NEWS: Frau Minister, Sie hatten erklärt, dass der Wahlkampf des Herrn Strache Sie „angeekelt“ hätte. Den meisten Beobachtern ist klar, warum Sie seinen Wahlkampf „grauslich“ fanden, aber könnten Sie versuchen, das auch Herrn Strache zu vermitteln?

Prokop: Das Thema Fremdenpolitik, Fremde in einem Land, wird sicher von jeder Nation intensiv diskutiert. Wir haben im Vorjahr auch intensiv darüber geredet, aber mir geht es um den Stil. Mir geht es darum, dass man auch immer die Menschen dahinter betrachtet und nicht mit billiger Polemik und Zahlen jongliert, um Ängste zu schüren, wie Sie es machen. Wenn ein Problem auftaucht, und es gibt natürlich Fälle von Asylmissbrauch, dann muss das natürlich behandelt werden, aber sicher nicht in der Form, wie es Herr Strache macht. Das, was Sie machen, ist menschenverachtend und einfach generalisierend. Das ist menschenfeindlich. Und das ist einfach nicht das, was Österreich vertritt, und damit ist es auch Österreich-feindlich. Es ist eine Tatsache, dass es Menschen auf der Welt gibt, die flüchten müssen, und da muss Österreich helfen. Die andere Seite ist der Asylmissbrauch, und dem treten wir mit gesetzlichen Regelungen entgegen. Aber Asyl kann auch anders missbraucht werden, und zwar in einer Wahlpropaganda auf der rechten und linken Seite.
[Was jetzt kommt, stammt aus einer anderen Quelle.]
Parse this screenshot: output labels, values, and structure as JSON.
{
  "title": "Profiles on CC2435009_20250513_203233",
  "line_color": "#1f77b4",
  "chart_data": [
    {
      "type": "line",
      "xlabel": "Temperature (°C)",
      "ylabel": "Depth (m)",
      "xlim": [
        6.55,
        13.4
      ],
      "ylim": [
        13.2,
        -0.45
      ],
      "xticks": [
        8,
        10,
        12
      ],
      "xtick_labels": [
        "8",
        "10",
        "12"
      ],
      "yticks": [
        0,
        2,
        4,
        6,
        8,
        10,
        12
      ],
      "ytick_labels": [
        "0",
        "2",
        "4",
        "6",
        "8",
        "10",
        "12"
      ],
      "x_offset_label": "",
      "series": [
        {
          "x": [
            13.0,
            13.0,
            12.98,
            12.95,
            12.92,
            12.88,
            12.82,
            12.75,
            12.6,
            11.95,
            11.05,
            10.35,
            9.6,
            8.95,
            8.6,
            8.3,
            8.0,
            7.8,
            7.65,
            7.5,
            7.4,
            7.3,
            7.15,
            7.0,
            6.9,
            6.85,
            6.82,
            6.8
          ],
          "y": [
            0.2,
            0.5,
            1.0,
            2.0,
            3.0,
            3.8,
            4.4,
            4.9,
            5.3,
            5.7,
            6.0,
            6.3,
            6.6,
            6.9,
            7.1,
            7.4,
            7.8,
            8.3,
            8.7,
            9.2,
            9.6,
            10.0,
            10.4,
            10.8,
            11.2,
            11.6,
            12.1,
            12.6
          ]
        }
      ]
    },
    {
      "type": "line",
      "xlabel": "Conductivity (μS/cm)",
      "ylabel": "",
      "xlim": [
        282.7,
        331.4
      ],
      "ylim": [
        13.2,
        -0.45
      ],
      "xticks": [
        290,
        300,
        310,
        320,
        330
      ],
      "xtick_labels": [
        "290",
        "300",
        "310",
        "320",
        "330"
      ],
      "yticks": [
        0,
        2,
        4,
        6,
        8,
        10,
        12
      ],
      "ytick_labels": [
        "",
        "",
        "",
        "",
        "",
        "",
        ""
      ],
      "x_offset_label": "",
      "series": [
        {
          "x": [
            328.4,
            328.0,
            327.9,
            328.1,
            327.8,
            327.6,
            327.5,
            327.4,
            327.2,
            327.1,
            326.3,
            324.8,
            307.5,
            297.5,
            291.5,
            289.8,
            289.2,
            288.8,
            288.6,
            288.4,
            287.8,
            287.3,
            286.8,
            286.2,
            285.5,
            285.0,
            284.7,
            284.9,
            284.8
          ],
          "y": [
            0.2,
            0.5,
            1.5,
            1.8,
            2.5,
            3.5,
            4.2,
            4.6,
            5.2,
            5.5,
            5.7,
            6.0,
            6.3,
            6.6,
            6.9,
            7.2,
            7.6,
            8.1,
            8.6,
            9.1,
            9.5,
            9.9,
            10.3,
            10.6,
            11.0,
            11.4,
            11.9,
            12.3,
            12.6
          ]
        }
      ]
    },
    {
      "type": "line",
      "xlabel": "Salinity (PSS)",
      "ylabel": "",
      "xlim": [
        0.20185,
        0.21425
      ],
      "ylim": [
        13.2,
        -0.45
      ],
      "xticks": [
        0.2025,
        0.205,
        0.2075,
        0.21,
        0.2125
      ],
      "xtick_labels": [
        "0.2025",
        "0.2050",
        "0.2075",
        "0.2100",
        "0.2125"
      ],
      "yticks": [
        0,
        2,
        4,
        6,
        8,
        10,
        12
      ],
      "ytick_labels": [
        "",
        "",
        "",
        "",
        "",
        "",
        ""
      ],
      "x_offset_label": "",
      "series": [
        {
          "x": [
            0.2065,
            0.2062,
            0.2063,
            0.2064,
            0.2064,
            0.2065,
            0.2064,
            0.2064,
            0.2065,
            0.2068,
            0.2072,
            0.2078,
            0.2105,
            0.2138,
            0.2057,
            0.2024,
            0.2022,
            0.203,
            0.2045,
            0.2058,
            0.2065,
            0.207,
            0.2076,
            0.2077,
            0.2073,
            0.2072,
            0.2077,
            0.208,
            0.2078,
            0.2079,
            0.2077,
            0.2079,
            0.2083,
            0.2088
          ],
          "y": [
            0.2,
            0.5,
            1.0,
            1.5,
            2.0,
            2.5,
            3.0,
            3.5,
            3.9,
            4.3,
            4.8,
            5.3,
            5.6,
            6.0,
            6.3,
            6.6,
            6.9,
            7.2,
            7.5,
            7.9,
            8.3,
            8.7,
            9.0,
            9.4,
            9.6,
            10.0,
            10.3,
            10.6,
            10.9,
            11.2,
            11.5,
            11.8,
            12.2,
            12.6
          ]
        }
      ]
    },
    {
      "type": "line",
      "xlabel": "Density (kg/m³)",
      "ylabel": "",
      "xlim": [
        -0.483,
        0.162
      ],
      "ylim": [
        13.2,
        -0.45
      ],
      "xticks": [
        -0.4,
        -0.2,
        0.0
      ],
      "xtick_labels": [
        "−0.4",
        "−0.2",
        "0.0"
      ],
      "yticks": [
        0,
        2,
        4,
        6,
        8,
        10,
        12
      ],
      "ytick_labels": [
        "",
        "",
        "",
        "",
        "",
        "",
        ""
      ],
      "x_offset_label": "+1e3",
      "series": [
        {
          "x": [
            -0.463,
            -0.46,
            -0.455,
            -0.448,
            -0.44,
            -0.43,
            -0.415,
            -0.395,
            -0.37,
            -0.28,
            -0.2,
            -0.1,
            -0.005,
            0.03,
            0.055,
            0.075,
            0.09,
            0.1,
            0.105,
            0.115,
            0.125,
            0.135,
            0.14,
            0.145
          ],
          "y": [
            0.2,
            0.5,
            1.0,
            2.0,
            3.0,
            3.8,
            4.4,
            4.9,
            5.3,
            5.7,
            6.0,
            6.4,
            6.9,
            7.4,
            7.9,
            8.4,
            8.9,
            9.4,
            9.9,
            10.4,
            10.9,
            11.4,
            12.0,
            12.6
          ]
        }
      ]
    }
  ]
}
Strache: Das sind ja wieder die typischen Verhaltensmuster. Wenn jemand, wie wir es machen, die Sorgen der Österreicher ernst nimmt, dann wird sofort der absurde Vorwurf der Fremdenfeindlichkeit erhoben. Aber es geht um Menschen auf allen Ebenen, die durch Ihre Politik getroffen werden. Es geht um Österreicher, aber auch um Zuwanderer, die Probleme haben und die diese Regierung einfach ignoriert. Wir haben eine Situation, wo uns auch IHS-Chef Felderer und der ehemalige ÖVP-Obmann Taus Recht geben. Die Zuwanderungssituation in Österreich ist einfach eine falsche. Wir sprechen nur die Fehlentwicklungen an.